House Passes Financial CHOICE Act

Dodd-Frank  •  U.S. House  •  U.S. Senate

One month after the U.S. House of Representatives Financial Services Committee passed the Financial CHOICE Act, H.R. 10, with a 34 to 26 vote down party lines, the full House passed the bill on June 8, 2017 with a 233-186 vote.  Once again, the partisan nature of the vote was clear, with all Democrats opposed to the bill, joined by only one Republican–Representative Walter Jones (R-NC).  As LenderLaw Watch previously reported here and here, the bill is poised to overhaul the Dodd-Frank Act by making significant changes to financial services regulation, including to the Consumer Financial Protection Bureau (CFPB).

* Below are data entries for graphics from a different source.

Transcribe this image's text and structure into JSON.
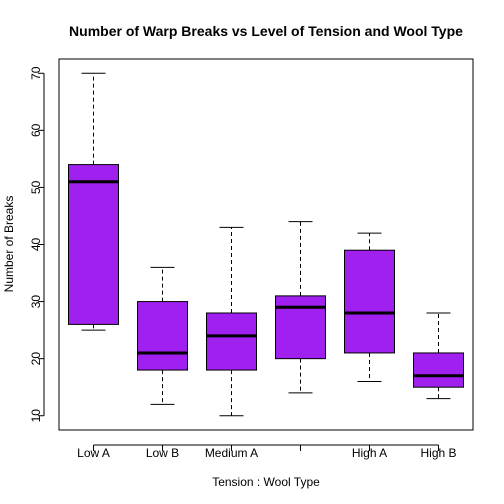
{
  "chart_data": {
    "type": "box",
    "title": "Number of Warp Breaks vs Level of Tension and Wool Type",
    "xlabel": "Tension : Wool Type",
    "ylabel": "Number of Breaks",
    "ylim": [
      7.5,
      72.5
    ],
    "yticks": [
      10,
      20,
      30,
      40,
      50,
      60,
      70
    ],
    "categories": [
      "Low A",
      "Low B",
      "Medium A",
      "",
      "High A",
      "High B"
    ],
    "box_color": "#A020F0",
    "boxes": [
      {
        "category": "Low A",
        "min": 25,
        "q1": 26,
        "median": 51,
        "q3": 54,
        "max": 70
      },
      {
        "category": "Low B",
        "min": 12,
        "q1": 18,
        "median": 21,
        "q3": 30,
        "max": 36
      },
      {
        "category": "Medium A",
        "min": 10,
        "q1": 18,
        "median": 24,
        "q3": 28,
        "max": 43
      },
      {
        "category": "",
        "min": 14,
        "q1": 20,
        "median": 29,
        "q3": 31,
        "max": 44
      },
      {
        "category": "High A",
        "min": 16,
        "q1": 21,
        "median": 28,
        "q3": 39,
        "max": 42
      },
      {
        "category": "High B",
        "min": 13,
        "q1": 15,
        "median": 17,
        "q3": 21,
        "max": 28
      }
    ]
  }
}
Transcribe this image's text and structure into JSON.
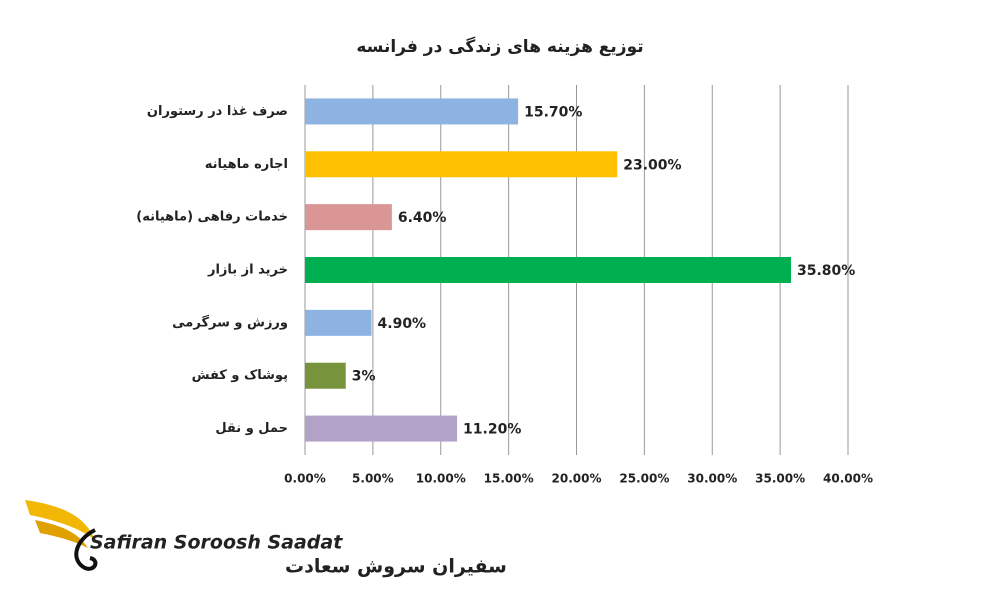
{
  "chart_data": {
    "type": "bar",
    "orientation": "horizontal",
    "title": "توزیع هزینه های زندگی در فرانسه",
    "categories": [
      "صرف غذا در رستوران",
      "اجاره ماهیانه",
      "خدمات رفاهی (ماهیانه)",
      "خرید از بازار",
      "ورزش و سرگرمی",
      "پوشاک و کفش",
      "حمل و نقل"
    ],
    "values": [
      15.7,
      23.0,
      6.4,
      35.8,
      4.9,
      3,
      11.2
    ],
    "value_labels": [
      "15.70%",
      "23.00%",
      "6.40%",
      "35.80%",
      "4.90%",
      "3%",
      "11.20%"
    ],
    "colors": [
      "#8db3e2",
      "#ffc000",
      "#d99694",
      "#00b050",
      "#8db3e2",
      "#77933c",
      "#b3a2c7"
    ],
    "xlim": [
      0,
      40
    ],
    "xticks": [
      {
        "value": 0,
        "label": "0.00%"
      },
      {
        "value": 5,
        "label": "5.00%"
      },
      {
        "value": 10,
        "label": "10.00%"
      },
      {
        "value": 15,
        "label": "15.00%"
      },
      {
        "value": 20,
        "label": "20.00%"
      },
      {
        "value": 25,
        "label": "25.00%"
      },
      {
        "value": 30,
        "label": "30.00%"
      },
      {
        "value": 35,
        "label": "35.00%"
      },
      {
        "value": 40,
        "label": "40.00%"
      }
    ],
    "grid": true
  },
  "logo": {
    "latin": "Safiran Soroosh Saadat",
    "persian": "سفیران سروش سعادت"
  }
}
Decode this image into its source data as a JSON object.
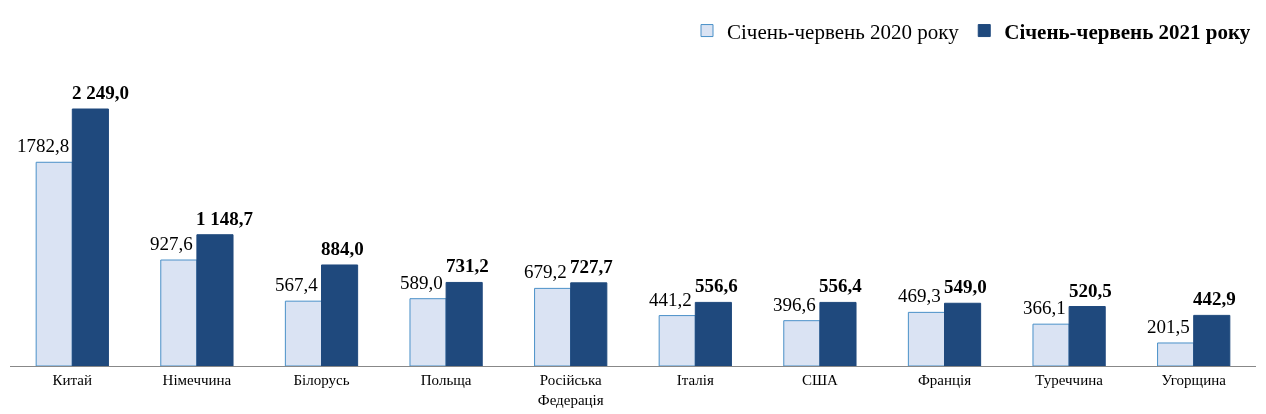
{
  "chart_data": {
    "type": "bar",
    "categories": [
      "Китай",
      "Німеччина",
      "Білорусь",
      "Польща",
      "Російська Федерація",
      "Італія",
      "США",
      "Франція",
      "Туреччина",
      "Угорщина"
    ],
    "series": [
      {
        "name": "Січень-червень 2020 року",
        "color": "#dae3f3",
        "values": [
          1782.8,
          927.6,
          567.4,
          589.0,
          679.2,
          441.2,
          396.6,
          469.3,
          366.1,
          201.5
        ],
        "value_labels": [
          "1782,8",
          "927,6",
          "567,4",
          "589,0",
          "679,2",
          "441,2",
          "396,6",
          "469,3",
          "366,1",
          "201,5"
        ]
      },
      {
        "name": "Січень-червень 2021 року",
        "color": "#1f497d",
        "values": [
          2249.0,
          1148.7,
          884.0,
          731.2,
          727.7,
          556.6,
          556.4,
          549.0,
          520.5,
          442.9
        ],
        "value_labels": [
          "2 249,0",
          "1 148,7",
          "884,0",
          "731,2",
          "727,7",
          "556,6",
          "556,4",
          "549,0",
          "520,5",
          "442,9"
        ]
      }
    ],
    "legend": "top right"
  }
}
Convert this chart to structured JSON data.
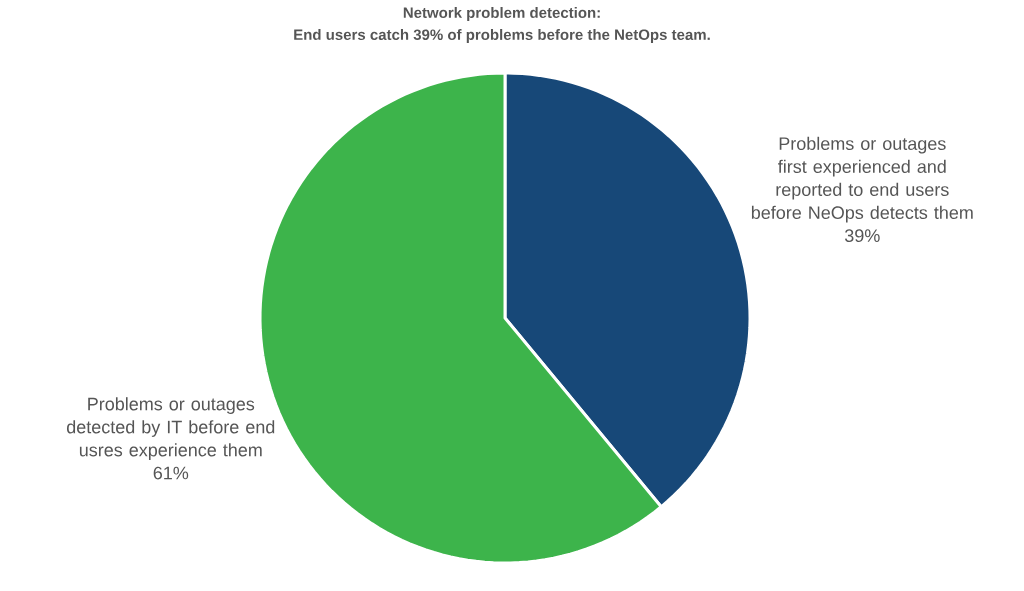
{
  "chart_data": {
    "type": "pie",
    "title": "Network problem detection:",
    "subtitle": "End users catch 39% of problems before the NetOps team.",
    "categories": [
      "Problems or outages first experienced and reported to end users before NeOps detects them",
      "Problems or outages detected by IT before end usres experience them"
    ],
    "values": [
      39,
      61
    ],
    "value_labels": [
      "39%",
      "61%"
    ],
    "colors": [
      "#174878",
      "#3db44b"
    ]
  }
}
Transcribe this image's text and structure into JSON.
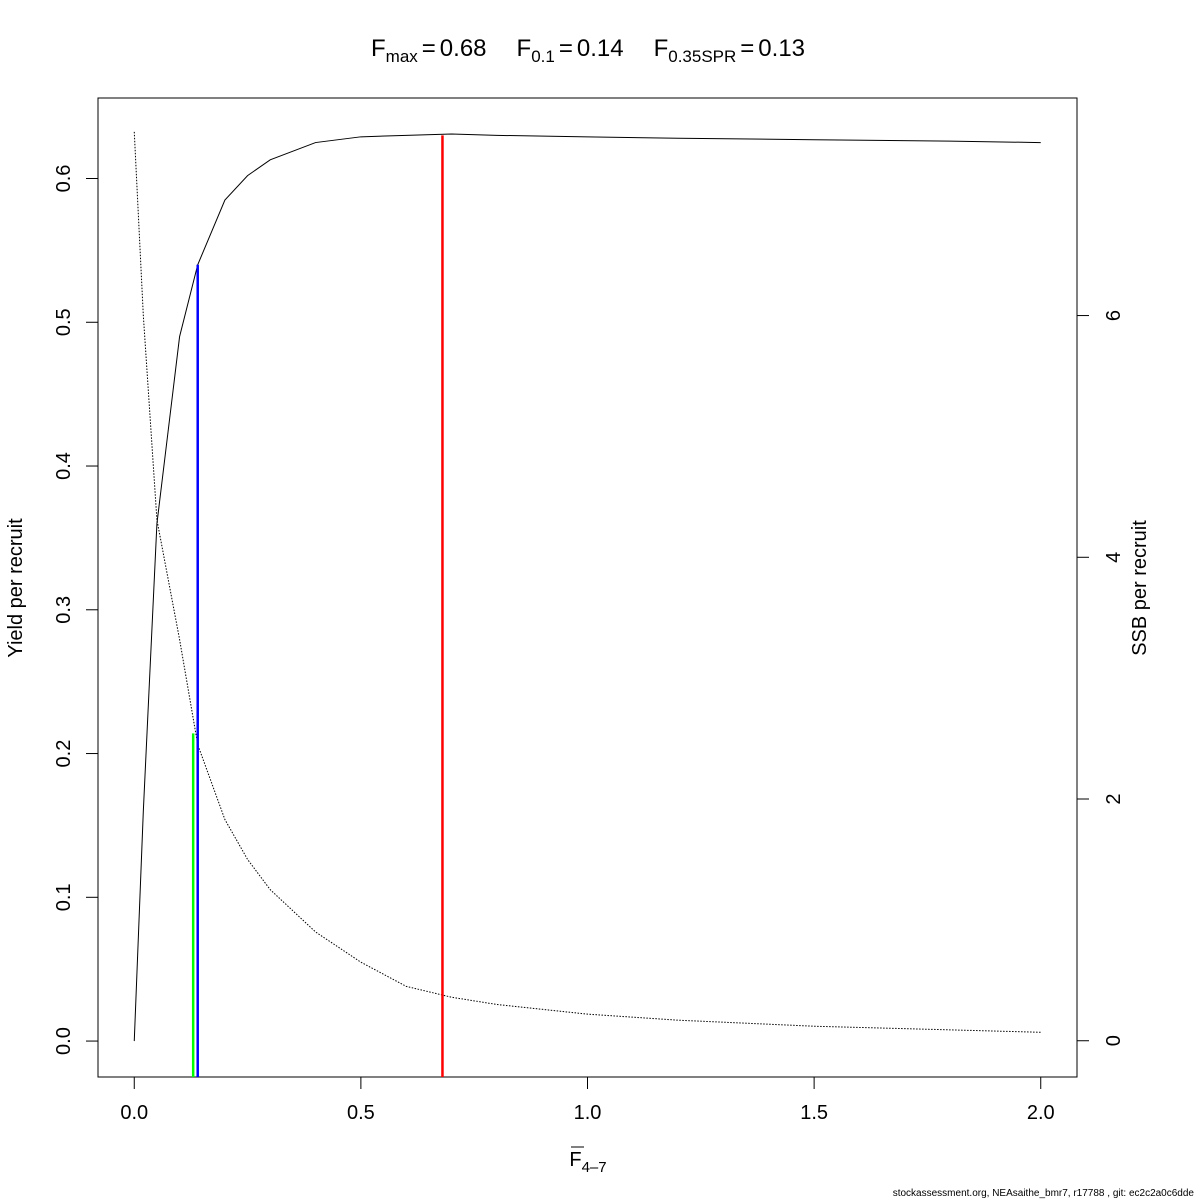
{
  "chart_data": {
    "type": "line",
    "reference_lines": [
      {
        "symbol": "F",
        "subscript": "max",
        "equals_sign": "=",
        "value": 0.68,
        "color": "#ff0000",
        "top": 0.63
      },
      {
        "symbol": "F",
        "subscript": "0.1",
        "equals_sign": "=",
        "value": 0.14,
        "color": "#0000ff",
        "top": 0.54
      },
      {
        "symbol": "F",
        "subscript": "0.35SPR",
        "equals_sign": "=",
        "value": 0.13,
        "color": "#00ff00",
        "top": 0.214
      }
    ],
    "xlabel": {
      "symbol": "F",
      "subscript": "4–7"
    },
    "ylabel": "Yield per recruit",
    "y2label": "SSB per recruit",
    "footer": "stockassessment.org, NEAsaithe_bmr7, r17788 , git: ec2c2a0c6dde",
    "x": [
      0,
      0.02,
      0.05,
      0.1,
      0.14,
      0.2,
      0.25,
      0.3,
      0.4,
      0.5,
      0.6,
      0.7,
      0.8,
      1.0,
      1.2,
      1.5,
      1.8,
      2.0
    ],
    "series": [
      {
        "name": "Yield per recruit",
        "color": "#000000",
        "line_style": "solid",
        "values": [
          0,
          0.16,
          0.36,
          0.49,
          0.54,
          0.585,
          0.602,
          0.613,
          0.625,
          0.629,
          0.63,
          0.631,
          0.63,
          0.629,
          0.628,
          0.627,
          0.626,
          0.625
        ]
      },
      {
        "name": "SSB per recruit",
        "color": "#000000",
        "line_style": "dotted",
        "axis": "y2",
        "values": [
          7.52,
          6.0,
          4.31,
          3.32,
          2.45,
          1.83,
          1.5,
          1.25,
          0.9,
          0.65,
          0.45,
          0.36,
          0.3,
          0.22,
          0.17,
          0.12,
          0.09,
          0.07
        ]
      }
    ],
    "xlim": [
      -0.08,
      2.08
    ],
    "xticks": [
      {
        "value": 0,
        "label": "0.0"
      },
      0.5,
      {
        "value": 1,
        "label": "1.0"
      },
      1.5,
      {
        "value": 2,
        "label": "2.0"
      }
    ],
    "ylim": [
      -0.025,
      0.656
    ],
    "yticks": [
      {
        "value": 0,
        "label": "0.0"
      },
      0.1,
      0.2,
      0.3,
      0.4,
      0.5,
      0.6
    ],
    "y2lim": [
      -0.3,
      7.8
    ],
    "y2ticks": [
      0,
      2,
      4,
      6
    ],
    "grid": false
  }
}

While the House passed the bill in largely the same form as passed through the Committee, some changes were made.  One significant change is that the House-approved bill does not repeal the Durbin amendment, which restricts interchange bank fees.

The Financial CHOICE Act faces an uphill battle in the U.S. Senate, where at least 60 votes are needed for it to pass.  This means bipartisan support is necessary on some level (absent any changes to the Senate’s filibuster rule).  Even if all 52 Republicans vote for the bill’s passage, 8 Democrats still must vote in favor of it.  This is unlikely in light of Democrats’ stated disfavor for the bill.  Another possibility is that the Senate creates its own bill out of remnants of the Financial CHOICE Act.  LenderLaw Watch will report on further developments of this piece of legislation as they arise.